I’ve had conversations in recent months with a few colleagues outside the discipline about debates within sociology over the work of ethnographers like Alice Goffman, Matt Desmond, and Sudhir Venkatesh. It is enlightening to hear how outsiders see the disagreements and this has pushed me to consider more fully how I would explain the issues at hand. What follows is my one paragraph response to what is at stake:
In the end, what separates the work of sociologists from perceptive non-academics or journalists? (An aside: many of my favorite journalists often operate like pop sociologists as they try to explain and not just describe social phenomena.) To me, it comes down to data and methods. This is why I enjoy teaching both our Statistics course and our Social Research course: undergraduates rarely come into them excited but they are foundational to who sociologists are. What we want to do is have data that is (1) scientific – reliable and valid – and (2) generalizable – allowing us to see patterns across individuals and cases or settings. I don’t think it is a surprise that the three sociologists under fire above wrote ethnographies where it is perhaps more difficult to fit the method under a scientific rubric. (I do think it can be done but it doesn’t always appear that way to outsiders or even some sociologists.) Sociology is unique in both its methodological pluralism – we do everything from ethnography to historical analysis to statistical models to lab or natural experiments to mass surveys – and we aim to find causal explanations for phenomena rather than just describe what is happening. Ultimately, if you can’t trust a sociologist’s data, why bother considering their conclusions or why would you prioritize their explanations over that of an astute person on the street?

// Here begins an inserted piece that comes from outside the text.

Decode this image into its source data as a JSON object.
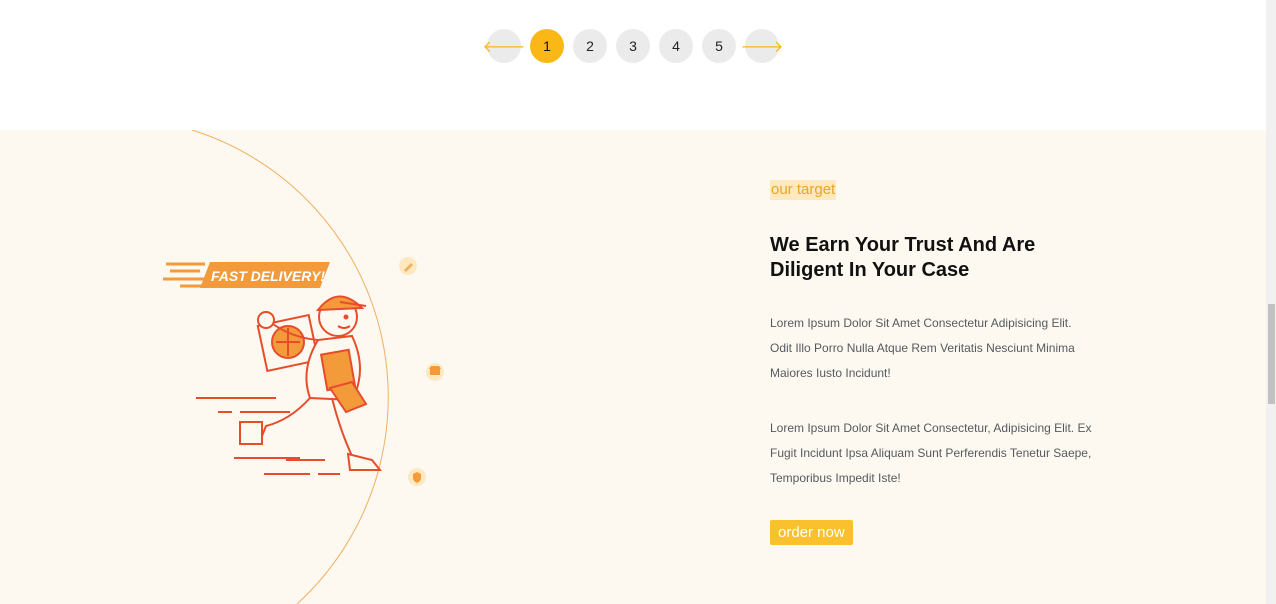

Caveats: I know no data is perfect and sociologists are not in the business of “proving” things but rather we look for patterns. There is also plenty of disagreement within sociology about these issues. In a perfect world, we would have researchers using different methods to examine the same phenomena and develop a more holistic approach. I also don’t mean to exclude the role of theory in my description above; data has to be interpreted. But, if you don’t have good data to start with, the theories are abstractions.